La réponse est plus surprenante qu'il n'y paraît. Car les crimes contre l'humanité ne sont pas imprescriptibles parce qu'ils seraient simplement « plus graves » que les autres. Nous avons tendance à penser les crimes sur une échelle. Un vol est moins grave qu'une agression. Une agression est moins grave qu'un meurtre. Et un crime contre l'humanité serait alors tout en haut de cette hiérarchie des horreurs.

Mais le droit ne raisonne pas seulement en termes de gravité. Il raisonne aussi en fonction de ce que le crime touche.

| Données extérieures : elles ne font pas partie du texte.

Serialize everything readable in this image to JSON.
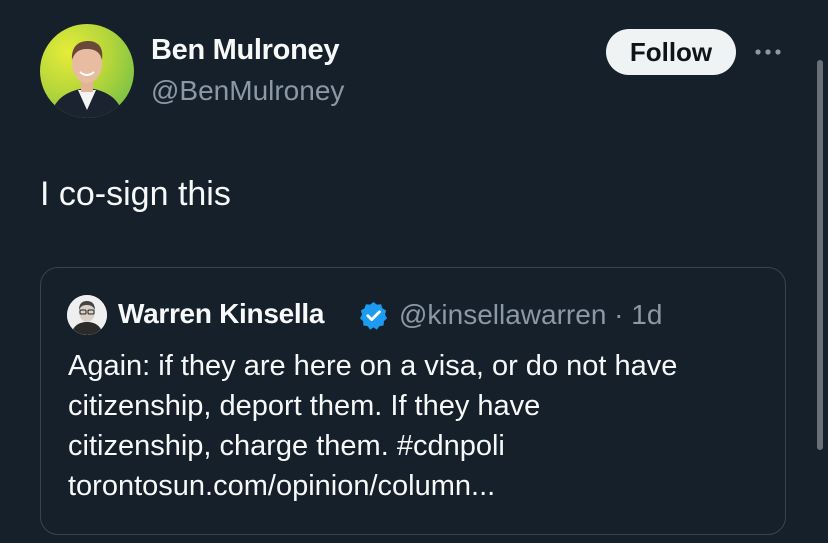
{
  "author": {
    "name": "Ben Mulroney",
    "handle": "@BenMulroney"
  },
  "actions": {
    "follow_label": "Follow",
    "more_icon": "ellipsis-icon"
  },
  "post": {
    "text": "I co-sign this"
  },
  "quote": {
    "name": "Warren Kinsella",
    "verified_icon": "verified-badge-icon",
    "handle_time": "@kinsellawarren · 1d",
    "body_lines": [
      "Again: if they are here on a visa, or do not have",
      "citizenship, deport them. If they have",
      "citizenship, charge them. #cdnpoli",
      "torontosun.com/opinion/column..."
    ]
  },
  "colors": {
    "background": "#15202b",
    "primary_text": "#f7f9f9",
    "secondary_text": "#8b98a5",
    "border": "#38444d",
    "verified": "#1d9bf0",
    "follow_bg": "#eff3f4"
  }
}
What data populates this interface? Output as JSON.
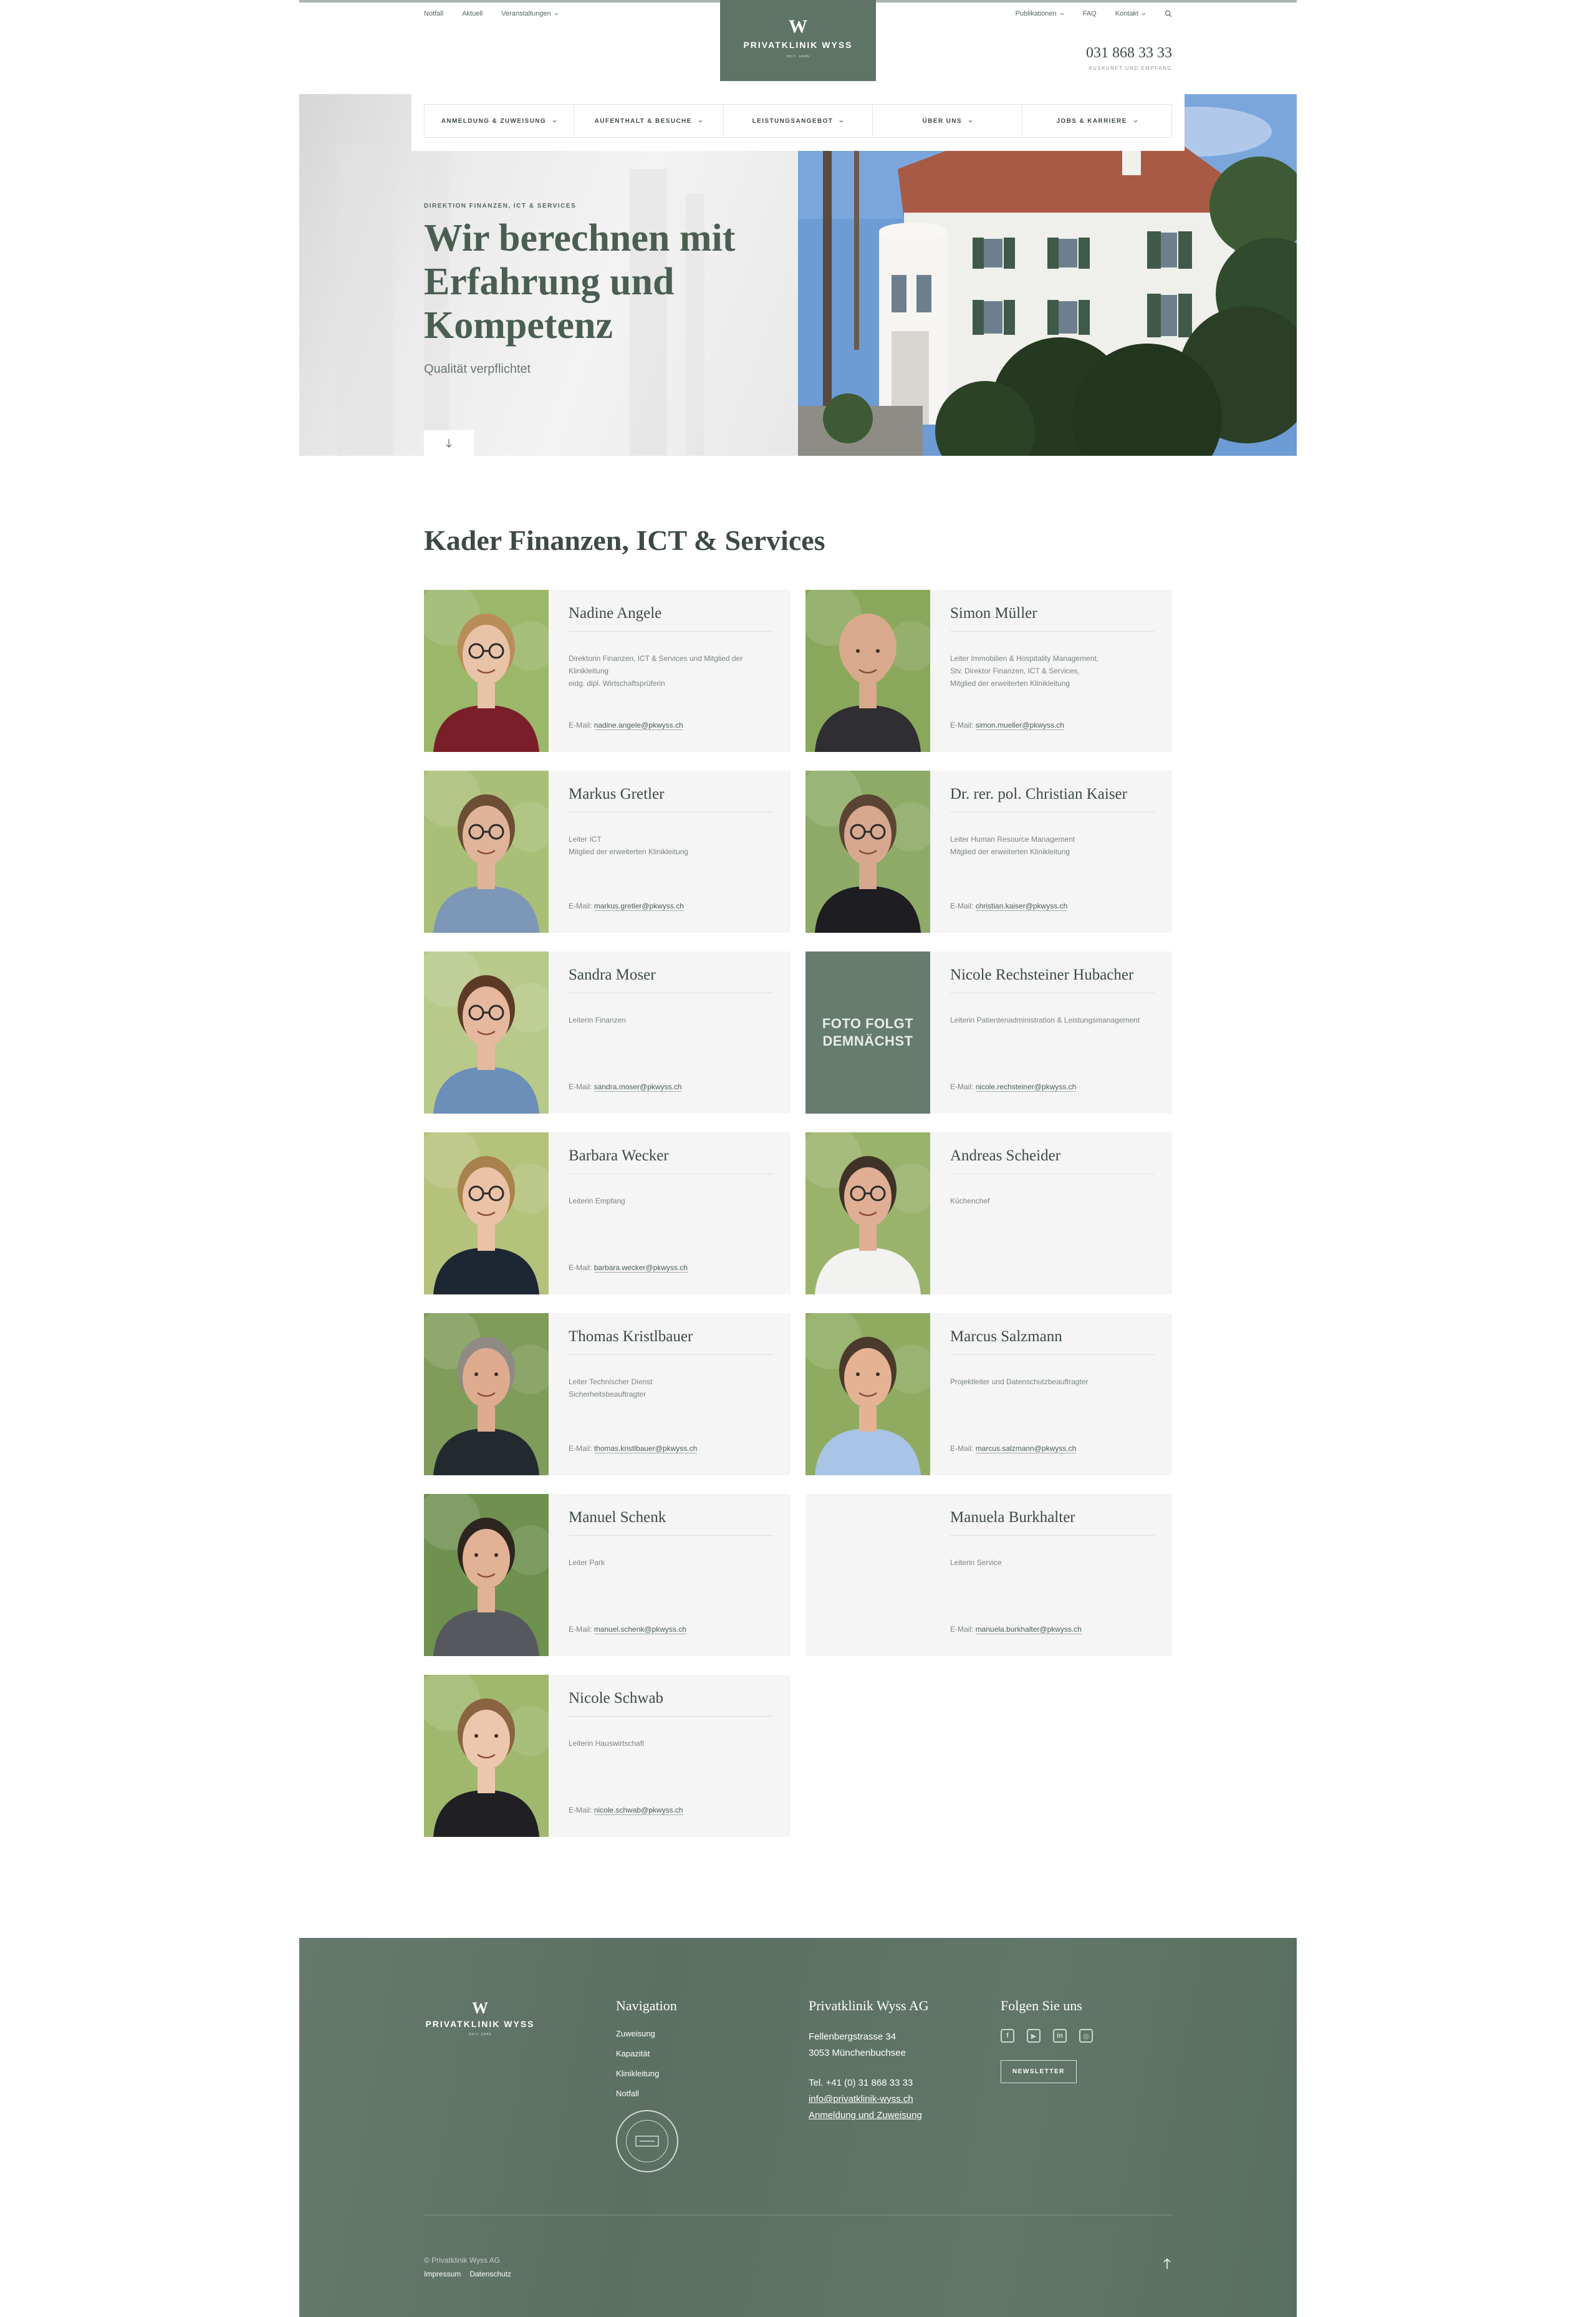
{
  "header": {
    "util_left": [
      "Notfall",
      "Aktuell",
      "Veranstaltungen"
    ],
    "util_right": [
      "Publikationen",
      "FAQ",
      "Kontakt"
    ],
    "logo_mark": "W",
    "logo_name": "PRIVATKLINIK WYSS",
    "logo_since": "SEIT 1845",
    "phone": "031 868 33 33",
    "phone_caption": "AUSKUNFT UND EMPFANG"
  },
  "nav": {
    "items": [
      "ANMELDUNG & ZUWEISUNG",
      "AUFENTHALT & BESUCHE",
      "LEISTUNGSANGEBOT",
      "ÜBER UNS",
      "JOBS & KARRIERE"
    ]
  },
  "hero": {
    "kicker": "DIREKTION FINANZEN, ICT & SERVICES",
    "title": "Wir berechnen mit Erfahrung und Kompetenz",
    "subtitle": "Qualität verpflichtet"
  },
  "team": {
    "title": "Kader Finanzen, ICT & Services",
    "email_prefix": "E-Mail:",
    "placeholder_text": "FOTO FOLGT DEMNÄCHST",
    "members": [
      {
        "name": "Nadine Angele",
        "role": "Direktorin Finanzen, ICT & Services und Mitglied der Klinikleitung\neidg. dipl. Wirtschaftsprüferin",
        "email": "nadine.angele@pkwyss.ch",
        "photo": "woman-glasses-blonde"
      },
      {
        "name": "Simon Müller",
        "role": "Leiter Immobilien & Hospitality Management,\nStv. Direktor Finanzen, ICT & Services,\nMitglied der erweiterten Klinikleitung",
        "email": "simon.mueller@pkwyss.ch",
        "photo": "man-bald"
      },
      {
        "name": "Markus Gretler",
        "role": "Leiter ICT\nMitglied der erweiterten Klinikleitung",
        "email": "markus.gretler@pkwyss.ch",
        "photo": "man-glasses"
      },
      {
        "name": "Dr. rer. pol. Christian Kaiser",
        "role": "Leiter Human Resource Management\nMitglied der erweiterten Klinikleitung",
        "email": "christian.kaiser@pkwyss.ch",
        "photo": "man-beard-glasses"
      },
      {
        "name": "Sandra Moser",
        "role": "Leiterin Finanzen",
        "email": "sandra.moser@pkwyss.ch",
        "photo": "woman-glasses-brown"
      },
      {
        "name": "Nicole Rechsteiner Hubacher",
        "role": "Leiterin Patientenadministration & Leistungsmanagement",
        "email": "nicole.rechsteiner@pkwyss.ch",
        "photo": "placeholder"
      },
      {
        "name": "Barbara Wecker",
        "role": "Leiterin Empfang",
        "email": "barbara.wecker@pkwyss.ch",
        "photo": "woman-curly"
      },
      {
        "name": "Andreas Scheider",
        "role": "Küchenchef",
        "email": "",
        "photo": "man-chef"
      },
      {
        "name": "Thomas Kristlbauer",
        "role": "Leiter Technischer Dienst\nSicherheitsbeauftragter",
        "email": "thomas.kristlbauer@pkwyss.ch",
        "photo": "man-grey"
      },
      {
        "name": "Marcus Salzmann",
        "role": "Projektleiter und Datenschutzbeauftragter",
        "email": "marcus.salzmann@pkwyss.ch",
        "photo": "man-blue-shirt"
      },
      {
        "name": "Manuel Schenk",
        "role": "Leiter Park",
        "email": "manuel.schenk@pkwyss.ch",
        "photo": "man-dark-hair"
      },
      {
        "name": "Manuela Burkhalter",
        "role": "Leiterin Service",
        "email": "manuela.burkhalter@pkwyss.ch",
        "photo": "none"
      },
      {
        "name": "Nicole Schwab",
        "role": "Leiterin Hauswirtschaft",
        "email": "nicole.schwab@pkwyss.ch",
        "photo": "woman-young"
      }
    ]
  },
  "footer": {
    "logo_mark": "W",
    "logo_name": "PRIVATKLINIK WYSS",
    "logo_since": "SEIT 1845",
    "nav_title": "Navigation",
    "nav_links": [
      "Zuweisung",
      "Kapazität",
      "Klinikleitung",
      "Notfall"
    ],
    "company": "Privatklinik Wyss AG",
    "street": "Fellenbergstrasse 34",
    "city": "3053 Münchenbuchsee",
    "tel": "Tel. +41 (0) 31 868 33 33",
    "email": "info@privatklinik-wyss.ch",
    "referral_link": "Anmeldung und Zuweisung",
    "follow_title": "Folgen Sie uns",
    "socials": [
      "facebook-icon",
      "youtube-icon",
      "linkedin-icon",
      "instagram-icon"
    ],
    "newsletter": "NEWSLETTER",
    "copyright": "© Privatklinik Wyss AG",
    "legal": [
      "Impressum",
      "Datenschutz"
    ],
    "colors": {
      "footer_bg": "#5e7466",
      "accent": "#5e7466"
    }
  }
}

Un meurtre, même particulièrement atroce, vise des victimes identifiables. Il porte atteinte à des personnes. Les crimes contre l'humanité relèvent d'une autre logique. Ils se caractérisent par une attaque systématique contre une population civile, souvent organisée ou soutenue par un appareil de pouvoir. Ils ne sont pas définis uniquement par le nombre de victimes ou l'ampleur de la violence, mais par leur objet même : l'humanité comme communauté de destin.

C'est cette différence qui explique leur statut particulier dans le droit français. L'article 213-5 du Code pénal prévoit ainsi que les crimes contre l'humanité sont imprescriptibles. Cette exception trouve son origine dans l'héritage des procès de Nuremberg, où il est apparu que certains crimes étaient d'une nature telle que le temps ne devait jamais empêcher leur poursuite.

On comprend alors pourquoi il est si difficile d'étendre l'imprescriptibilité à d'autres infractions. Le débat ne consiste pas seulement à se demander quels crimes sont les plus horribles. Il consiste à déterminer si certains crimes appartiennent à une catégorie juridique à part.

Ce n'est donc pas une hiérarchie des horreurs : c'est une distinction entre deux façons de définir le crime, selon ce qu'il touche. Et c'est précisément cette distinction qui fait des crimes contre l'humanité une exception dans notre droit pénal.